In the village of Hercomarca, Peru, two women excitedly talk into a microphone in a crowded room. They are broadcasting the community’s only news program.

The broadcasters, Pelagia Gutierrez and Pio Mendoza, are part of the Voices for Justice radio program, conducted by MADRE’s sister organization CHIRAPAQ.

(c) CHIRAPAQ

Voices for Justice reaches hundreds of people in isolated Indigenous communities who do not otherwise have access to crucial news about health and human rights. Run by and for Indigenous women in Quechua and Spanish, the weekly radio program has expanded to more than 30 Indigenous communities in the Ayacucho region of Peru.

Recently, Voices for Justice held a launch event of the Anaconda Prize for Indigenous and Afro-Amazonic film. The event screened the film “The Image of all the People” and showcased an exhibition on forced sterilization of Indigenous women and on sexual and reproductive health. The exhibition also demanded that Peruvian law protect all women from human rights violations.

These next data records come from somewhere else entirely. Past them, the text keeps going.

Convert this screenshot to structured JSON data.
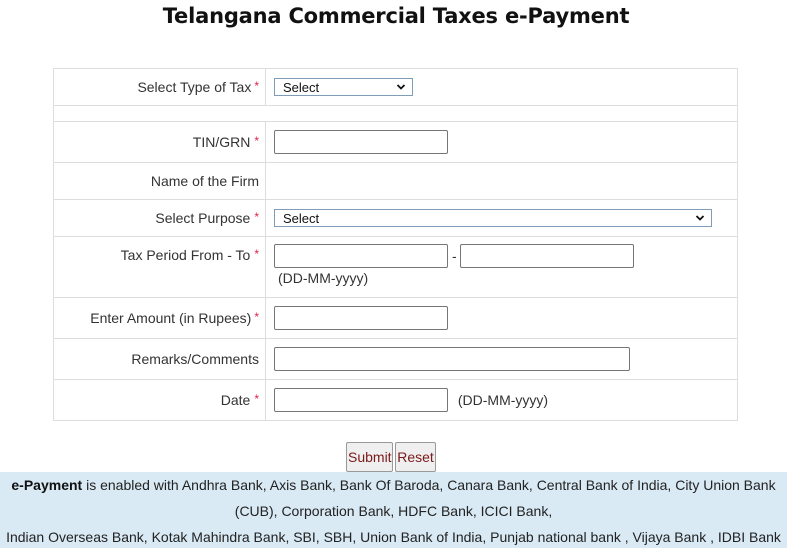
{
  "page": {
    "title": "Telangana Commercial Taxes e-Payment"
  },
  "form": {
    "required_marker": "*",
    "tax_type": {
      "label": "Select Type of Tax",
      "selected": "Select"
    },
    "tin_grn": {
      "label": "TIN/GRN",
      "value": ""
    },
    "firm_name": {
      "label": "Name of the Firm",
      "value": ""
    },
    "purpose": {
      "label": "Select Purpose",
      "selected": "Select"
    },
    "tax_period": {
      "label": "Tax Period From - To",
      "from_value": "",
      "to_value": "",
      "separator": "-",
      "format_hint": "(DD-MM-yyyy)"
    },
    "amount": {
      "label": "Enter Amount (in Rupees)",
      "value": ""
    },
    "remarks": {
      "label": "Remarks/Comments",
      "value": ""
    },
    "date": {
      "label": "Date",
      "value": "",
      "format_hint": "(DD-MM-yyyy)"
    }
  },
  "actions": {
    "submit_label": "Submit",
    "reset_label": "Reset"
  },
  "info_banner": {
    "bold_text": "e-Payment",
    "line1_rest": " is enabled with Andhra Bank, Axis Bank, Bank Of Baroda, Canara Bank, Central Bank of India, City Union Bank",
    "line2": "(CUB), Corporation Bank, HDFC Bank, ICICI Bank,",
    "line3": "Indian Overseas Bank, Kotak Mahindra Bank, SBI, SBH, Union Bank of India, Punjab national bank , Vijaya Bank , IDBI Bank"
  }
}
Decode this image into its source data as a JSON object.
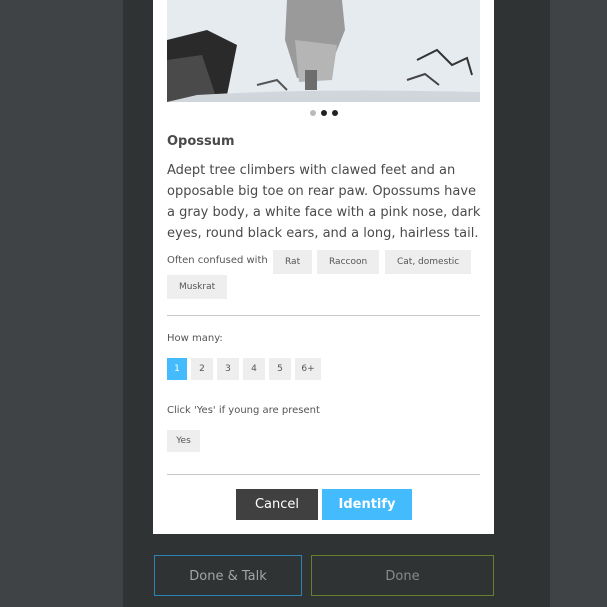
{
  "carousel": {
    "dot_count": 3,
    "active_index": 0
  },
  "animal": {
    "name": "Opossum",
    "description": "Adept tree climbers with clawed feet and an opposable big toe on rear paw. Opossums have a gray body, a white face with a pink nose, dark eyes, round black ears, and a long, hairless tail."
  },
  "confused": {
    "label": "Often confused with",
    "items": [
      "Rat",
      "Raccoon",
      "Cat, domestic",
      "Muskrat"
    ]
  },
  "how_many": {
    "label": "How many:",
    "options": [
      "1",
      "2",
      "3",
      "4",
      "5",
      "6+"
    ],
    "selected": "1"
  },
  "young": {
    "label": "Click 'Yes' if young are present",
    "yes_label": "Yes"
  },
  "actions": {
    "cancel_label": "Cancel",
    "identify_label": "Identify"
  },
  "footer": {
    "done_talk_label": "Done & Talk",
    "done_label": "Done"
  },
  "colors": {
    "accent": "#43bbfd",
    "dark_button": "#404040",
    "talk_border": "#2e83b4",
    "done_border": "#6a7f2e"
  }
}
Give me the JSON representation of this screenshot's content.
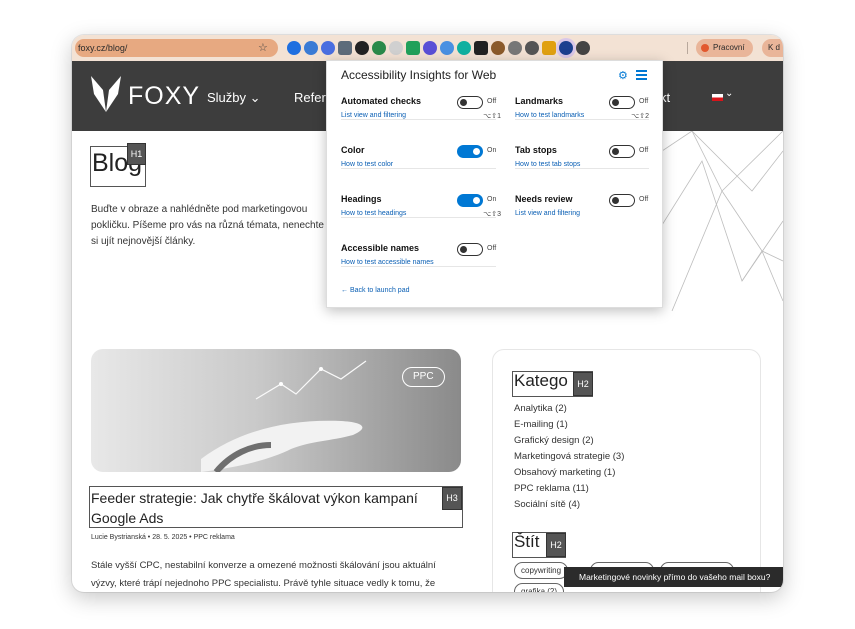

With MADRE support, CHIRAPAQ is able to strengthen an Indigenous communication network. While mainstream Peruvian media often marginalizes Indigenous Peoples and the issues they face, the broadcasters of Voices for Justice offer an alternative to that narrative.

By amplifying their voices, they work towards a future where the rights of Indigenous Peruvian women are guaranteed.